Mais le monde est secoué par des troubles qui vont faire une pause à la planète entière pour se consacrer à l'effort de guerre. Si en Allemagne on savoure un destin qui semble grandiose pour son dictateur, en 1942 les choses prennent une nouvelle tournure, l'armée Allemande connait ses premiers revers et la production de voitures de tourisme cesse, la Mercedes "170V" est donc arrêtée cette année là.
En 1945 la paix est signée, les usines Mercedes se retrouvent éparpillées entre les diverses zones découpées par les alliés. Untertürkheim, Sindelfingen et Mannheim sont en secteur Américain, Gaggenau est en secteur Français et Marienfelde en secteur Russe. Ne voulant pas réitérer la même erreur que par le passé, les armées alliées vont petit à petit laisser les industriels reconstruire leur usines et relancer leur production. Chez Mercedes on fabriquera au départ des pièces détachées, puis de nouveau des moteurs et des boites de vitesses et dès 1946 la "170V" reverra le jour, sa chaîne de montage ayant été peu touchée par les bombardements. Au départ, seul les modèles utilitaires sont autorisés à être fabriqués et vendus puis c'est le retour à la vie civile dès 1947.

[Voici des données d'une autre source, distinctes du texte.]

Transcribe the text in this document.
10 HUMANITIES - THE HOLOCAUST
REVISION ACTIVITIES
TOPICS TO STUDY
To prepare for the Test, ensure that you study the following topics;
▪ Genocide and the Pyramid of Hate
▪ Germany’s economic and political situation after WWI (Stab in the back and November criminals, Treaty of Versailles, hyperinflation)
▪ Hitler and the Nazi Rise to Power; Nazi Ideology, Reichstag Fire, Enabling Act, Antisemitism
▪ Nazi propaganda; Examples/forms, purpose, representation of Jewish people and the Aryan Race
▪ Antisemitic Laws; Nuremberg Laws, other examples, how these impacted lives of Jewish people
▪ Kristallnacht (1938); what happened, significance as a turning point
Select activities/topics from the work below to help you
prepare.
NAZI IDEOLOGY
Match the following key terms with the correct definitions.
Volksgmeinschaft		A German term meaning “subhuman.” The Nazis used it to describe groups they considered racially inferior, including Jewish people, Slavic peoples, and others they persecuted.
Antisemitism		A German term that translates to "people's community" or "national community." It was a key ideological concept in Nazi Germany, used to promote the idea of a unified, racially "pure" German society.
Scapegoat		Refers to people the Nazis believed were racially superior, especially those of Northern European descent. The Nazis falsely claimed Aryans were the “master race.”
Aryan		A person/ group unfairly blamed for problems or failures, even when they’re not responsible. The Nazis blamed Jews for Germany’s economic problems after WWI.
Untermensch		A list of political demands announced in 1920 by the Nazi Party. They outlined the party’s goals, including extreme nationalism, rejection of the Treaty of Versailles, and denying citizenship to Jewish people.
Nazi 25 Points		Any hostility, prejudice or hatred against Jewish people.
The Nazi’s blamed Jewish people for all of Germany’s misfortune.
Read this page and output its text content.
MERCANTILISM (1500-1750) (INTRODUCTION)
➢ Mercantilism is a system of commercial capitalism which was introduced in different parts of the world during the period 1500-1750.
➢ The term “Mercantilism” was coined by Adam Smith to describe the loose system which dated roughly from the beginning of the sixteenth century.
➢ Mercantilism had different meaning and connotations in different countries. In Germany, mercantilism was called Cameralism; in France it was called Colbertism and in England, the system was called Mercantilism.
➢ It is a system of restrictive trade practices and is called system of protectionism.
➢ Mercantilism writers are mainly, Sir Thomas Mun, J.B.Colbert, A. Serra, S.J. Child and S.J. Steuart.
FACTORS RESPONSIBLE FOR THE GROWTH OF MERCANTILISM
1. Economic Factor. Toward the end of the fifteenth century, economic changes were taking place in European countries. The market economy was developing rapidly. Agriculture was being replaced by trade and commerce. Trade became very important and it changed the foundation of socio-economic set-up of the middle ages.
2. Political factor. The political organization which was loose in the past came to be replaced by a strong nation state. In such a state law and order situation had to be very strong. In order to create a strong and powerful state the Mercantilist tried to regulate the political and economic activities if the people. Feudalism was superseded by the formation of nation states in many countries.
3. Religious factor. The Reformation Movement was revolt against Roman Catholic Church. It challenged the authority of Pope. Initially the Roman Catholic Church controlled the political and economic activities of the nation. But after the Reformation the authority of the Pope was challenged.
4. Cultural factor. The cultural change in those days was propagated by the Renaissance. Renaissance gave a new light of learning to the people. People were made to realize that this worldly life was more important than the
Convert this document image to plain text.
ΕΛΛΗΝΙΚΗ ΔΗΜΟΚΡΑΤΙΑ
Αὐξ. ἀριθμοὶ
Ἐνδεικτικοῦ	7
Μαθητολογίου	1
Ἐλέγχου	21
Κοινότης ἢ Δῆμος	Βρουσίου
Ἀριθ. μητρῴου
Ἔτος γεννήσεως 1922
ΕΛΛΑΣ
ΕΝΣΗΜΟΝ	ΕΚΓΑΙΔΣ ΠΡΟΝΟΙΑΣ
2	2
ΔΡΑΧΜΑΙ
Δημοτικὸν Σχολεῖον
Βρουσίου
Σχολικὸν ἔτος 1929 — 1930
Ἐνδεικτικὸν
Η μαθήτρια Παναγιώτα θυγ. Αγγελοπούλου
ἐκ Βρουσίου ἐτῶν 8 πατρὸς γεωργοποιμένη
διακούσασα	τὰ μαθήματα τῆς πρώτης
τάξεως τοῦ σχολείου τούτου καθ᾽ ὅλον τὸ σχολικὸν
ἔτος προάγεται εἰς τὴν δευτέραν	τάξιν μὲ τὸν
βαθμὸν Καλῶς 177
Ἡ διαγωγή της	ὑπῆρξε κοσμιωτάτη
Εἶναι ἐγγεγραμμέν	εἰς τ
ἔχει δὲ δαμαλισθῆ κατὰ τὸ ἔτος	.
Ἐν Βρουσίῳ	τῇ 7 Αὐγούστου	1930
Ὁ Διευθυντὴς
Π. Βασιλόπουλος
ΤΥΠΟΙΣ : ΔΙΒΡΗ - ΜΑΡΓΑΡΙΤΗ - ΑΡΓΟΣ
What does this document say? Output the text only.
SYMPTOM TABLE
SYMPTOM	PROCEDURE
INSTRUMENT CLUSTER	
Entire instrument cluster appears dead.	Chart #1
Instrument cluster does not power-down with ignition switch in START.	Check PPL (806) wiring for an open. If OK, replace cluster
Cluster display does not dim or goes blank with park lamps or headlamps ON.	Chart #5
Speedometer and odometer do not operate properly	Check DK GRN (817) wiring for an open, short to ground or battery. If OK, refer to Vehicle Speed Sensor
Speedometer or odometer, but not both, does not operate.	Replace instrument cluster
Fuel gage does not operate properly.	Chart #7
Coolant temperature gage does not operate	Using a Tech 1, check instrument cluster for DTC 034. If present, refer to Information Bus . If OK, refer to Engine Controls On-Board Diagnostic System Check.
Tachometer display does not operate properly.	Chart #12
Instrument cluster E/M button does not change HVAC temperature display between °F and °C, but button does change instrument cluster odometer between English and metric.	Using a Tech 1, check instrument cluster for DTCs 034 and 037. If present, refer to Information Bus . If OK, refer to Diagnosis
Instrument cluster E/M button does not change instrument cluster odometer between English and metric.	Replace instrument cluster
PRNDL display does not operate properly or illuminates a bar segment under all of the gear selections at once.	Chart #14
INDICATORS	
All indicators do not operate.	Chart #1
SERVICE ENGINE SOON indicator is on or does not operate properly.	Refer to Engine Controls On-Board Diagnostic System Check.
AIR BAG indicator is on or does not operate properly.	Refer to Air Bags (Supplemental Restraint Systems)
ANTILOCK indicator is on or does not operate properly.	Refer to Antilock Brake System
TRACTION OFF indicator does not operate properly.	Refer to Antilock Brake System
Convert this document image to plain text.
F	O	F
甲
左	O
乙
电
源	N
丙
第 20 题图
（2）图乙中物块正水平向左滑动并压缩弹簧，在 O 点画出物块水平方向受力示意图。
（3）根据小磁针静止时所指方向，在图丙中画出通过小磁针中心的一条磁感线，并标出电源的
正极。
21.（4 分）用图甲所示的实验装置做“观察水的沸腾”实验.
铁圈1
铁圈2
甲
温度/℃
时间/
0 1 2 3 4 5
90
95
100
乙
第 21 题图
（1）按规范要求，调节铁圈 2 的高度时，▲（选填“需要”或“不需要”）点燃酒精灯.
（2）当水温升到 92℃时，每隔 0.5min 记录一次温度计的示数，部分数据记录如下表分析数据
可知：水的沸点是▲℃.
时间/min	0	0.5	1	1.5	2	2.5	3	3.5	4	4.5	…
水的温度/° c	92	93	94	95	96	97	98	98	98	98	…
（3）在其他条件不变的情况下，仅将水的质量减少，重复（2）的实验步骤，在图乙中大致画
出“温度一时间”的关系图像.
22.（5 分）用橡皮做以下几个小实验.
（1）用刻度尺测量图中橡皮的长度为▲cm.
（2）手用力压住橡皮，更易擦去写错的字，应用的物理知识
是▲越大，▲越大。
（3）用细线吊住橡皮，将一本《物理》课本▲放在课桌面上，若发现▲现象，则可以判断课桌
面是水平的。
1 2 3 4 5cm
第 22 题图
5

Afin de rationaliser l'outil, seule la berline est reconduite, elle conserve la même carrosserie qu'en 1942. En revanche son moteur est amélioré à partir de 1950, il passe à 1767 Cc pour afficher 45 chevaux au lieu de 38. Avec se quatre roues indépendantes et ses freins hydrauliques, la "170V" restait une bonne auto solidement construite et affichant toujours un certain standing. Sur cette nouvelle version les voies arrières sont élargies offrant plus d'espace à bord, le coffre s'ouvre enfin de l'extérieur. Un an avant, en 1949, une version "170D" à moteur diesel avait été mise sur le marché, sa cible destinée était les compagnies de taxi.
La voiture va évoluer en 1952 avec des lames de pare-choc d'une pièce, des aérations de capot faites par deux grilles allongées, le positionnement des essuie-glaces vers le bas et un pare-brise légèrement arrondit. C'est dérisoire car en 1953 une tout nouvelle "180" à la ligne "ponton" va rendre obsolète la "170V" qui va rester toutefois au catalogue jusqu'en 1955 sou le nom de "170 SV/SD".
Mais cette voiture aura été un véritable plébiscite commercial, il s'en sera vendu 75.000 exemplaires entre 1935 et 1942 et 83.190 exemplaires entre 1947 et 1955, autant dire qu'elle sera un modèle très important pour la marque à l'étoile.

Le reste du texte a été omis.